Driftwood LNG developer Tellurian resumes gas drilling after 2 1/2-year pause

Driftwood LNG developer Tellurian resumes gas drilling after 2 1/2-year pause

Highlights

Company has small acreage position in Haynesville

Price trajectory renews liquefaction project optimism

Houston — Tellurian has resumed gas drilling in Louisiana's Haynesville Shale after not spudding a well in 2 1/2 years, Executive Chairman Charif Souki said April 27.

The disclosure, in a podcast posted on Tellurian's website, comes as the company recently paid off all its debt and continues to focus on securing commercial deals to finance construction of its proposed Driftwood LNG export terminal in Louisiana.

In an interview with S&P Global Platts in March, CEO Octavio Simoes said Tellurian plans to produce all the natural gas it will need to feed Driftwood and will not sanction the up to 27 million mt/year liquefaction project until it has secured sufficient upstream reserves for the 16 million mt/year first phase. Though it currently has a small acreage position in the Haynesville -- 9,373 net acres and interests in 72 producing wells as of March -- Tellurian is looking to grow. It resumed its drilling program by spudding a new well April 25, Souki said in the company podcast.

"At current prices and where we think prices will continue to go, it makes a lot of sense to resume drilling again," Souki said.

Production forecast revised upward

Recent strength in US gas production has resulted in over a 1 Bcf/d upward revision to Platts' summer 2021 production forecast and likewise an increase to the October 2021 US storage forecast from 3.3 Tcf to 3.5 Tcf.

While domestic gas prices are incentivizing drilling, robust demand has been bullish for global prices, strengthening netbacks to the Gulf Coast from Asia and Europe and spurring record US LNG exports during what is traditionally shoulder season, when facilities undergo routine maintenance.

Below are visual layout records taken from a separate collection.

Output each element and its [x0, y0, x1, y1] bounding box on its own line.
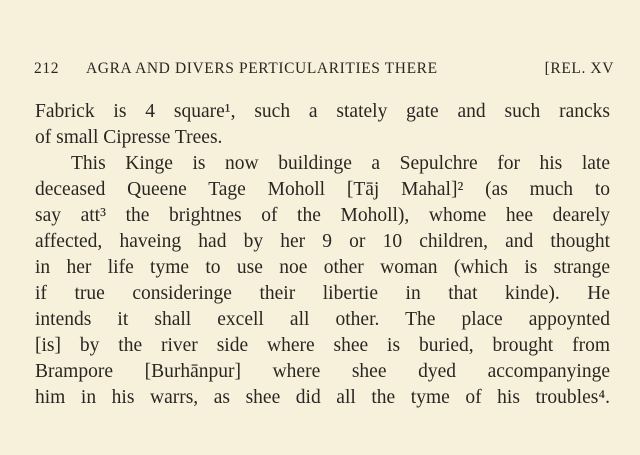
text-line: him in his warrs, as shee did all the tyme of his troubles⁴.: [35, 387, 610, 408]
text-line: intends it shall excell all other. The place appoynted: [35, 309, 610, 330]
text-line: of small Cipresse Trees.: [35, 127, 223, 148]
text-line: [is] by the river side where shee is buried, brought from: [35, 335, 610, 356]
running-head-reference: [REL. XV: [544, 60, 614, 77]
text-line: deceased Queene Tage Moholl [Tāj Mahal]² (as much to: [35, 179, 610, 200]
text-line: if true consideringe their libertie in that kinde). He: [35, 283, 610, 304]
text-line: Fabrick is 4 square¹, such a stately gate and such rancks: [35, 101, 610, 122]
running-head-title: AGRA AND DIVERS PERTICULARITIES THERE: [86, 60, 438, 77]
text-line: in her life tyme to use noe other woman (which is strange: [35, 257, 610, 278]
text-line: say att³ the brightnes of the Moholl), whome hee dearely: [35, 205, 610, 226]
body-text: [35, 99, 610, 411]
running-head: [34, 60, 614, 84]
text-line: Brampore [Burhānpur] where shee dyed accompanyinge: [35, 361, 610, 382]
page-number: 212: [34, 60, 60, 77]
paragraph-start-line: This Kinge is now buildinge a Sepulchre for his late: [71, 153, 610, 174]
text-line: affected, haveing had by her 9 or 10 children, and thought: [35, 231, 610, 252]
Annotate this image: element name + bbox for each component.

Those trends, together with the company clearing its balance sheet with a $17 million debt payment April 23, bode well for Tellurian's hopes for building Driftwood, Souki said.

"We are debt free, drilling with equity and focusing on incurring no additional risk," Souki said. "We're protecting the downside, and we're preparing for the wonderful upside that the global natural gas industry is providing us."

Firm commitment by Total

At full development, about half of Driftwood's capacity has been expected to be used by equity investment partners that Tellurian has been soliciting for the last few years. The remaining capacity is to be retained by Tellurian to market on its own.

To date, however, only France's Total has made a firm commitment to an equity partnership in Driftwood -- a $500 million deal signed in 2019. Total can walk away from the project investment if Tellurian does not declare a final investment decision by June.

While Tellurian continues to pursue investment partners, it is offering 10 million mt/year of Driftwood supply for a 10-year term for the price of the monthly Platts JKM assessment or Dutch TTF index, minus the cost of shipping. By eliminating the US Henry Hub gas price from the equation, Tellurian hopes to alleviate one measure of volatility that has so far prevented it and many of its North American competitors from building new liquefaction terminals.

"You can think of Tellurian as an option on the global gas markets," Souki said in the podcast.